* Japan tells U.S. concerned about yen rises
* U.S. Lew doesn't see disorderly FX moves
* Japan lobbies to keep G20 warning vs excess volatility
* Onus to keep yen rises in check may fall on BOJ
By Leika Kihara
WASHINGTON, April 16 (Reuters) - Japan's efforts to seek informal consent to act against an unwelcome yen rise bore little fruit, with the United States offering a cool response to concerns voiced by Tokyo that the currency's gains are too sharp and may justify intervention.
A lack of G20 sympathy for Tokyo's appeal may embolden yen bulls to test the currency's 17-month highs against the dollar hit earlier this month, keeping Japanese policymakers on edge to contain the damage on a fragile, export-reliant economy.
U.S. Treasury Secretary Jack Lew said on Friday he did not see any disorderly moves in the currency market, a day after his Japanese counterpart Taro Aso conveyed to him Tokyo's "strong concern" over what it saw as "one-sided" yen rises.
"At a time of slow and uneven global growth, avoiding beggar-thy-neighbor exchange rate policies is particularly important," Lew said in a statement to the International Monetary Fund's steering committee on Saturday.
"Surplus countries especially have a responsibility to adopt stronger adjustment measures to avoid reliance on the exchange rate to support demand," he said, signaling that Washington was in no mood to allow Tokyo to conduct yen-selling intervention.
In a communique issued on Friday, the G20 finance leaders maintained a warning on countries to refrain from competitive currency devaluation and signaled that markets have calmed from the past few months of turbulence.

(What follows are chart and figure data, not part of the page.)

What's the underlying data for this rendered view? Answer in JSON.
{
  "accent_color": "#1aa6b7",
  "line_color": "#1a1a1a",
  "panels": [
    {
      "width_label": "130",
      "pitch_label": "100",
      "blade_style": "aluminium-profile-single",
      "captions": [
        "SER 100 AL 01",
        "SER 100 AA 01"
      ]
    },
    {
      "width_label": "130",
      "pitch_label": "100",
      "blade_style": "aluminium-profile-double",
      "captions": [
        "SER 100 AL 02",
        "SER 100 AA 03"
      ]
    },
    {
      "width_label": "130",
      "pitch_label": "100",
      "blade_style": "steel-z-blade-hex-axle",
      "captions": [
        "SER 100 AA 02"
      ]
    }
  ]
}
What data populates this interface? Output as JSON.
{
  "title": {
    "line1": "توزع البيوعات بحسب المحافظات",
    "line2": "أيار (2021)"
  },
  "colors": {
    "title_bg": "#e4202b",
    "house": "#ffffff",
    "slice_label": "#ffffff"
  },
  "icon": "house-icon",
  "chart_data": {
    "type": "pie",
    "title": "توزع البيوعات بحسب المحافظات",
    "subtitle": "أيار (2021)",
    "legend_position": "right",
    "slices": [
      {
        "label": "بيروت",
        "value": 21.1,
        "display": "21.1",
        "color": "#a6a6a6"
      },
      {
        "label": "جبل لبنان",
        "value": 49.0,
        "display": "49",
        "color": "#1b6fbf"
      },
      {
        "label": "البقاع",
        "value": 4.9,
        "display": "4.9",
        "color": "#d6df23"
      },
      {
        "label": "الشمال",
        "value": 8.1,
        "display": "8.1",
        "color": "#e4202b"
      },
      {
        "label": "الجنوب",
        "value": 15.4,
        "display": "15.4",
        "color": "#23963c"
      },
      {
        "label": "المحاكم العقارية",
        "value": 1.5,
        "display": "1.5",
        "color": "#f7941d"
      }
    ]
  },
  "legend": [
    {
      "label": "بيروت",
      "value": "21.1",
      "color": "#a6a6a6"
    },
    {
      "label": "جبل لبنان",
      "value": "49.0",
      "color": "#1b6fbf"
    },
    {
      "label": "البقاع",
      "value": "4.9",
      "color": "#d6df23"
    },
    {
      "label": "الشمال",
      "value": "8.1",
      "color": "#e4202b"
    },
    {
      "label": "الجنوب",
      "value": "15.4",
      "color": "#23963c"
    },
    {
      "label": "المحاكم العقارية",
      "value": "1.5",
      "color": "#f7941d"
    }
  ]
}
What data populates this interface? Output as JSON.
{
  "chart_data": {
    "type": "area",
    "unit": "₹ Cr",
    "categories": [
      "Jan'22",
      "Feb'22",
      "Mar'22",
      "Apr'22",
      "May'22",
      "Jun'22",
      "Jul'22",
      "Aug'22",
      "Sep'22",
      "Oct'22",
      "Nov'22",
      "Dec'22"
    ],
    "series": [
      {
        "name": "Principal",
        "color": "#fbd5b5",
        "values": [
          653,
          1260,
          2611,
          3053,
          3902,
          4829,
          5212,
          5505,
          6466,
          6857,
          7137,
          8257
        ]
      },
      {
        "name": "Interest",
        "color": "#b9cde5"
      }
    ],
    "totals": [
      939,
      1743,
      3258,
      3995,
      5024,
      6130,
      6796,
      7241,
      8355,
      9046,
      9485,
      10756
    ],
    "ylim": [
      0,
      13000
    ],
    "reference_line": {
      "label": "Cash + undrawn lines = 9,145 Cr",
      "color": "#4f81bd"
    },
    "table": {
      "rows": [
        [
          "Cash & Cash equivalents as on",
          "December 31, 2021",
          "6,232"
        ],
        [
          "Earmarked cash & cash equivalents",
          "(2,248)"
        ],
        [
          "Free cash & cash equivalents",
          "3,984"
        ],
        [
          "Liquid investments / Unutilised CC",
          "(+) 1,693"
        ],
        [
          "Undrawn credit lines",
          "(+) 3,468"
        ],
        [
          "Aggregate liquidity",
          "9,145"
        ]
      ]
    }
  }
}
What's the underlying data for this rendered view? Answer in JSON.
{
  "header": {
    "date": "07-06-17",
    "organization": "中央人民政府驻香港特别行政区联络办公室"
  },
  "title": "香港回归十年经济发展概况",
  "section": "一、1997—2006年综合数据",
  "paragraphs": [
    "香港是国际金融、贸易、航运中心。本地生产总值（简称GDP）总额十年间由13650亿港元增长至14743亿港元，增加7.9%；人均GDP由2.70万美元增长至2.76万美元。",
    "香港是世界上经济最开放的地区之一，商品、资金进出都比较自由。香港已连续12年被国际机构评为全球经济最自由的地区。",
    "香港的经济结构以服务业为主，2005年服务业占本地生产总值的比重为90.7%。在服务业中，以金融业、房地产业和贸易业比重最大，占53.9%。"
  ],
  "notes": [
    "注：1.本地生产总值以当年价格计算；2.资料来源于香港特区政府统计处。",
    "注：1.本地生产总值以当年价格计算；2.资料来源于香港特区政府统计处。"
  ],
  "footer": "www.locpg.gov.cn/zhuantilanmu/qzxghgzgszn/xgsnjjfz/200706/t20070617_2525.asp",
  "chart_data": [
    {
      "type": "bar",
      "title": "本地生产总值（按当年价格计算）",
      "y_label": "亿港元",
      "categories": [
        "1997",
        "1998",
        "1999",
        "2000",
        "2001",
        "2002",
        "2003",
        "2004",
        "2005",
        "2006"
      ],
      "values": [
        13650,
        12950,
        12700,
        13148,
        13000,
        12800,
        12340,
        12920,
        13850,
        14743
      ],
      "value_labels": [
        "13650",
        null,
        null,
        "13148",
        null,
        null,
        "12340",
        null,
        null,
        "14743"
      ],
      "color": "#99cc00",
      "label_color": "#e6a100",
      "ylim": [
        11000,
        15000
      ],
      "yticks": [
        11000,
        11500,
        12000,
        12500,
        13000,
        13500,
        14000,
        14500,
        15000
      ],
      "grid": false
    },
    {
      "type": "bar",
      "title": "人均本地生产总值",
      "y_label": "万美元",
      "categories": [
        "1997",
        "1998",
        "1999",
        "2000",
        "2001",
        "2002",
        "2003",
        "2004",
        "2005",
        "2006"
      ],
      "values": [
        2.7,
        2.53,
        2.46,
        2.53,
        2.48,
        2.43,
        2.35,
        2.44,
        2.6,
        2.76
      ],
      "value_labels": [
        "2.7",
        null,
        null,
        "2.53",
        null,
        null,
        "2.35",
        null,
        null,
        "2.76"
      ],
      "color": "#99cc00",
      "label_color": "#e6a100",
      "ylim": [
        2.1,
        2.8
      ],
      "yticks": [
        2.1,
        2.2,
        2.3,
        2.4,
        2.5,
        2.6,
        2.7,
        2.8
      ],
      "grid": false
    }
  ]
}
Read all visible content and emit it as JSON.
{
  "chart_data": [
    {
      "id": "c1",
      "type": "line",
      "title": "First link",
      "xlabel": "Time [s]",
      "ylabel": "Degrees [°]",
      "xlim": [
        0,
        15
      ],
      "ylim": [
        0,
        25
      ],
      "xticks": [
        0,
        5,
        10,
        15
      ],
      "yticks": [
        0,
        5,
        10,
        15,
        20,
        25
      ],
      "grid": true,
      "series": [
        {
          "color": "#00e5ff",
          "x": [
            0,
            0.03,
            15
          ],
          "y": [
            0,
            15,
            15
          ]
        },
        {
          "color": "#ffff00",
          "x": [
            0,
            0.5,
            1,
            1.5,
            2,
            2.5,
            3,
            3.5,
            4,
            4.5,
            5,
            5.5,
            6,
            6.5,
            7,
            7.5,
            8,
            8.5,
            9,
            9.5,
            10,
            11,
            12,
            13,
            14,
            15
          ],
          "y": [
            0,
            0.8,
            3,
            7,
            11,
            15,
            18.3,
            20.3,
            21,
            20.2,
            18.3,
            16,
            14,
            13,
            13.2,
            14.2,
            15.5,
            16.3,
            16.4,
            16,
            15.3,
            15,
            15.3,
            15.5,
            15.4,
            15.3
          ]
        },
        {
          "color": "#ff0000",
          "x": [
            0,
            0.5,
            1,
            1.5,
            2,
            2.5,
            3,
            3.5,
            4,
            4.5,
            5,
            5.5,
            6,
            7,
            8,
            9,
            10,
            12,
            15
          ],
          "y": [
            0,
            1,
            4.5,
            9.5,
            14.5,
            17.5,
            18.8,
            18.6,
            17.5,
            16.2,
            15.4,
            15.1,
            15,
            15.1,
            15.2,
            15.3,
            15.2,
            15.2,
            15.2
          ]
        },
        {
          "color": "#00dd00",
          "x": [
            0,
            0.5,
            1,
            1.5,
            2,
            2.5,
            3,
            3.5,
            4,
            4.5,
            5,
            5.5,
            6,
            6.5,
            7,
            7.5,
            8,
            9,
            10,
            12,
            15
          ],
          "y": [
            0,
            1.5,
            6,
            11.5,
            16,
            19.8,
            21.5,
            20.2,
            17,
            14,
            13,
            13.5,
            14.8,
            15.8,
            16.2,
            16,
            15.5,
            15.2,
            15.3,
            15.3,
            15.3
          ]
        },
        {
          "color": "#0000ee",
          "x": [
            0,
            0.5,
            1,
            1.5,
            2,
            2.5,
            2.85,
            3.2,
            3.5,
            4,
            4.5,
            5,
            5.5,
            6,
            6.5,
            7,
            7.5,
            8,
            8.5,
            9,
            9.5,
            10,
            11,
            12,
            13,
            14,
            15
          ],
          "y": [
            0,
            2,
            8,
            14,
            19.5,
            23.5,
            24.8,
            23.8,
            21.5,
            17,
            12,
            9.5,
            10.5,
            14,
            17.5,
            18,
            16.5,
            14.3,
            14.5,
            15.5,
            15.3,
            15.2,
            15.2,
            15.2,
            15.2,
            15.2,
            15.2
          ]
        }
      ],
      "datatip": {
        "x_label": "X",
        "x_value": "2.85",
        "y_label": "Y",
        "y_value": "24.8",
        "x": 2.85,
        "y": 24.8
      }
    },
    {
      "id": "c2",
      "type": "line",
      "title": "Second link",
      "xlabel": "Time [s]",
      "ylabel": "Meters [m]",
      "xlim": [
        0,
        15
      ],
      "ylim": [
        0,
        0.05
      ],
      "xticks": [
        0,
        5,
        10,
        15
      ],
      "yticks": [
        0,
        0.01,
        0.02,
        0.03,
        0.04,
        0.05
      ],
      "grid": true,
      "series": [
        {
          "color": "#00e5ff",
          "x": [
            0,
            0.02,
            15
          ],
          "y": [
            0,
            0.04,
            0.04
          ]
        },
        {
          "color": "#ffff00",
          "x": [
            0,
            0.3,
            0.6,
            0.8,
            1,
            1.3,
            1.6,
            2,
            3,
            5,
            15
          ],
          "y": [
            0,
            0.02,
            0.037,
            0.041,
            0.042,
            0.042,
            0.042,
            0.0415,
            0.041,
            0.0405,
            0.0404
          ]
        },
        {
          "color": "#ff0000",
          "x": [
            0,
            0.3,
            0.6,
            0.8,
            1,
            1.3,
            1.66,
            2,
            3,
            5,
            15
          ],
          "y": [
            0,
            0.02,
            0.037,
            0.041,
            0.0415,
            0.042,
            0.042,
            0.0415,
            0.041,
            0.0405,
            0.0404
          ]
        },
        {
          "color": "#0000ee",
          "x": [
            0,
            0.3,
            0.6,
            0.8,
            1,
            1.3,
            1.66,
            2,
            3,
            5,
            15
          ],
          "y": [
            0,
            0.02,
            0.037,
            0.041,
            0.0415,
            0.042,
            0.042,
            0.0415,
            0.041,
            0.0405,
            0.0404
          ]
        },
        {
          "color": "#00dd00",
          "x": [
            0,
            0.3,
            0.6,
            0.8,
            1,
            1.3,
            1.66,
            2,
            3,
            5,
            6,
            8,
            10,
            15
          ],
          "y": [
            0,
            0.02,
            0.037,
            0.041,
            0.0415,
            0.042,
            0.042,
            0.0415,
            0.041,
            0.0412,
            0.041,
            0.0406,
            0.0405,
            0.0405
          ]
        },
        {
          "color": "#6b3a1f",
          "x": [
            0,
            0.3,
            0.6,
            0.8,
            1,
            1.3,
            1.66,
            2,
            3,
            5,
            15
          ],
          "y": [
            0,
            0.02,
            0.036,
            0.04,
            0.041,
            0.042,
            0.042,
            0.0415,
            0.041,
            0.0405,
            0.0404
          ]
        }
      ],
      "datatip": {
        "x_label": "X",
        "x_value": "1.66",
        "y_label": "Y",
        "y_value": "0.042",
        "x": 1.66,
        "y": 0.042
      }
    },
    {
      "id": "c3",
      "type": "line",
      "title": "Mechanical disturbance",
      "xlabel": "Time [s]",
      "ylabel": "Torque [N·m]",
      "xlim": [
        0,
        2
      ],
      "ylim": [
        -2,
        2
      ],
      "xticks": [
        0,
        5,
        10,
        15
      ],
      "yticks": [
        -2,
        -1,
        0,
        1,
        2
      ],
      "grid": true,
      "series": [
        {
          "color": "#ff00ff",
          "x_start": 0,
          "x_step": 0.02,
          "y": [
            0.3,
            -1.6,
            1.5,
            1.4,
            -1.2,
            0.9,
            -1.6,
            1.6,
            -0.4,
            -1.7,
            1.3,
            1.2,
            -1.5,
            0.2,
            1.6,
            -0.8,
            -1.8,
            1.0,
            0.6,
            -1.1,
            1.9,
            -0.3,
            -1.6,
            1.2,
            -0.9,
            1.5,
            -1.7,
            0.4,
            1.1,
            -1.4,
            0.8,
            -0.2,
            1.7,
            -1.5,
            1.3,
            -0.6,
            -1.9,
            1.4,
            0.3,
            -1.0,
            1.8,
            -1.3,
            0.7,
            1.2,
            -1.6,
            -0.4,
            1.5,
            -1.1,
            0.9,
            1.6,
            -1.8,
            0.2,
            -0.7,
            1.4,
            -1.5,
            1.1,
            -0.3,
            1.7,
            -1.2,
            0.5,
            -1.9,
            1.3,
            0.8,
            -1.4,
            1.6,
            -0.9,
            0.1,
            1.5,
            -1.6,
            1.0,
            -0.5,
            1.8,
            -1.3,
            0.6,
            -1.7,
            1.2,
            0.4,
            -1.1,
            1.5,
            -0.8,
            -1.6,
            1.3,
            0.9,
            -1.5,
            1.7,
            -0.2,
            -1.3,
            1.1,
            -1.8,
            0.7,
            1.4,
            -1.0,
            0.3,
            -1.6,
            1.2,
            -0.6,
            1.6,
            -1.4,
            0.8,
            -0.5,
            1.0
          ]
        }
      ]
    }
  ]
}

The G20 also reiterated that excess currency volatility was undesirable, but only after heavy lobbying by Japanese delegates who want to use the language to justify stepping into the market if they see yen gains as excessive.
Tokyo won't be engaging in competitive currency devaluation as long as any yen-selling intervention is brief and aimed at smoothing abrupt yen rises, a senior Japanese finance ministry official told reporters after the G20 gatherings.
LITTLE SYMPATHY
European Central Bank officials share Japan's unhappiness over the dollar's weakening, though they accept it as a natural consequence of the Federal Reserve's cautious economic outlook and see no reason to act to weaken the euro.
Others also did not see broad dollar falls as a concern.
"We are in a situation where the world is working its way through a lower commodity price scenario and that's where we'll have countries that are exporters have (their currencies) tend to decline, and those that import ... tend to rise," Bank of Canada Governor Stephen Poloz said on Friday.